BMJ 2000;320:768-770 ( 18 March )

Education and debate

Human error: models and management

James Reason, professor of psychology

Department of Psychology, University of Manchester, Manchester M13 9PL

reason@psy.man.ac.uk

The first 150 words of the full text of this article appear below.

The human error problem can be viewed in two ways: the person approach and the system approach. Each has its model of error causation and each model gives rise to quite different philosophies of error management. Understanding these differences has important practical implications for coping with the ever present risk of mishaps in clinical practice.

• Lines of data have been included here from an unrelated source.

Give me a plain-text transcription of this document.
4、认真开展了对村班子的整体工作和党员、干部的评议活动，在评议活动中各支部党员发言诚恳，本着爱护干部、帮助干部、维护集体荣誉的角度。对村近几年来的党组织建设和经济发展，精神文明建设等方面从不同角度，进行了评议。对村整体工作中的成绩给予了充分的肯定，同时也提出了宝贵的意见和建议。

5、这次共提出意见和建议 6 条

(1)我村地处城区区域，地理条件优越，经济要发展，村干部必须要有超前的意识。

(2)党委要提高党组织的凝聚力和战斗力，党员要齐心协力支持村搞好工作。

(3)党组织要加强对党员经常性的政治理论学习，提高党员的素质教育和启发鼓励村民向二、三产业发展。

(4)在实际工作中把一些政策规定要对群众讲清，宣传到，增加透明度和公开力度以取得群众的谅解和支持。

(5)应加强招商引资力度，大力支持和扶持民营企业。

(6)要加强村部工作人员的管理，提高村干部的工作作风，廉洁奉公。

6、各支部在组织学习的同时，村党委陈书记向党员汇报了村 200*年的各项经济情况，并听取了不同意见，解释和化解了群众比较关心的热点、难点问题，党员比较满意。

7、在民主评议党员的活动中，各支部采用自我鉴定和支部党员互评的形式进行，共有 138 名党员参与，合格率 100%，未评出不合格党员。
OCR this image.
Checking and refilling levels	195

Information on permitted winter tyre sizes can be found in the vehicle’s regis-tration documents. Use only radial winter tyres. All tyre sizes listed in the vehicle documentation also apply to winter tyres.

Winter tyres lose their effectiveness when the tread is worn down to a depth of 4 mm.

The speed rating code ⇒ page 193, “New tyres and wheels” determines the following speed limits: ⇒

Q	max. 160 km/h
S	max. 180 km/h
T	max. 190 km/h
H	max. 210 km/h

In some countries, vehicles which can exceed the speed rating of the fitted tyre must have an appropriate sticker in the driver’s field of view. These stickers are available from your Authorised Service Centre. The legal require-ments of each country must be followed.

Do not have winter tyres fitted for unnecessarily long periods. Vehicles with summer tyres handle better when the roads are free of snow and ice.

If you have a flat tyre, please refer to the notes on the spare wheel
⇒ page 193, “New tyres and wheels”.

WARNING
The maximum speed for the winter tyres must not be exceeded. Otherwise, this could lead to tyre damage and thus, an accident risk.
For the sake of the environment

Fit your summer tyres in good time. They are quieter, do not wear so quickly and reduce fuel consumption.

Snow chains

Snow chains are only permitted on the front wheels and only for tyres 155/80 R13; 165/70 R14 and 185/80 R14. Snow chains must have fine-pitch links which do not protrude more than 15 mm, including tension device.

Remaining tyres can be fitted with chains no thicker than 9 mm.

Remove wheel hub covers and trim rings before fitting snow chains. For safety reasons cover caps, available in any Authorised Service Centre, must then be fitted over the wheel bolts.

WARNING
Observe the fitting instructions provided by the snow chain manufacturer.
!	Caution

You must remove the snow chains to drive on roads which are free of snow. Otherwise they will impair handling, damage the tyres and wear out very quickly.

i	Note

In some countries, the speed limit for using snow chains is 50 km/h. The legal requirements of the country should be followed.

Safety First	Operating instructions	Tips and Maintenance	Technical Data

Table Removed (Available Only in the Full Text)


    Person approach

The longstanding and widespread tradition of the person approach focuses on the unsafe acts---errors and procedural violations---of people at the sharp end: nurses, physicians, surgeons, anaesthetists, pharmacists, and the like. It views these unsafe acts as arising primarily from aberrant mental processes such as forgetfulness, inattention, poor motivation, carelessness, negligence, and recklessness. Naturally enough, the associated countermeasures are directed mainly at reducing unwanted variability in human behaviour. These methods include poster campaigns that appeal to people's sense of fear, writing another procedure (or adding to existing ones), disciplinary measures, threat of litigation, retraining, . . . [Full text of this article]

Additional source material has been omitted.